La inflación de alimentos, por tanto, va más allá de la política monetaria que busca controlar la inflación en si, y debe de ser atendida por otras medidas.
Para la política fiscal la inflación de alimentos también es complicada de atenuar. Subsidiar alimentos es muy difícil, pues hay múltiples oferentes y demandantes. No es como subsidiar el boleto del Metro o del autobús, o proveer transferencias generales a los pobres. Es muy complicado etiquetar las transferencias para exclusivamente el consumo de alimentos. La emisión de vouchers o timbres, es una solución imperfecta, pero es proclive a la falsificación, al clientelismo y la corrupción.

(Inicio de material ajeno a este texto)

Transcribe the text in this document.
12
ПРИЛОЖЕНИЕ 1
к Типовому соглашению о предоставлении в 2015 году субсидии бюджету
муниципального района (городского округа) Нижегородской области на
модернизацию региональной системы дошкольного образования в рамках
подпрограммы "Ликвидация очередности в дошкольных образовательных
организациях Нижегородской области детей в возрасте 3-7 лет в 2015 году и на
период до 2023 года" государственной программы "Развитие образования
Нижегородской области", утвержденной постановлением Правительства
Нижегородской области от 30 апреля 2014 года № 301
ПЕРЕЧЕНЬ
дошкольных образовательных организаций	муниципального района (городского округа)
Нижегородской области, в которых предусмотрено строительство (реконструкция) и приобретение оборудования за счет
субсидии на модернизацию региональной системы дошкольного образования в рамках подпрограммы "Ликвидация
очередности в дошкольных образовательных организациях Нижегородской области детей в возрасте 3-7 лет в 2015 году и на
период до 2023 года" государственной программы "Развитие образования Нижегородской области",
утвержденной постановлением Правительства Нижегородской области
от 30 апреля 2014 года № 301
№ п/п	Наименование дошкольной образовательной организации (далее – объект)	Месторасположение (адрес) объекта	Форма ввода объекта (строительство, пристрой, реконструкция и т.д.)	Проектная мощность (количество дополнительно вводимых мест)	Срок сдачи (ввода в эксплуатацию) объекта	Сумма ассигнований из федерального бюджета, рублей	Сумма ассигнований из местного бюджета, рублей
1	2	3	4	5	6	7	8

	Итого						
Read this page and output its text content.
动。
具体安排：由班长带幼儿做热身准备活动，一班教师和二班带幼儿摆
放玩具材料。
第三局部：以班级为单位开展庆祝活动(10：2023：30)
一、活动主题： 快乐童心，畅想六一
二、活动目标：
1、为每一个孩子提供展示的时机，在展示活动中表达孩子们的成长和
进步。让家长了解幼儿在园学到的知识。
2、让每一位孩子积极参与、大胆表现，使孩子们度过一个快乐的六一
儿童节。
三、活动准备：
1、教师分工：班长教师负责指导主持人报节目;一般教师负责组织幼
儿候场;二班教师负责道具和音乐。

Los bancos centrales están, en su mayoría, apostando a que la inflación general está sufriendo un incremento temporal. Suponiendo que así sea, no es garantía que la inflación de alimentos sea igualmente temporal, y abatir dicho problema requiere del concurso de herramientas más allá de los alcances de la política monetaria, pues es un problema de oferta, no de demanda.
El Banxico por ejemplo, no puede hacer gran cosa para abaratar el precio de la tortilla o los frijoles, o las pizzas, que tan importante son para la “Canasta de Consumo Mínimo”. Pero la inflación de los alimentos suele alimentar expectativas de inflación general, y pesan mucho en el ánimo de las sociedades si no se doma a tiempo.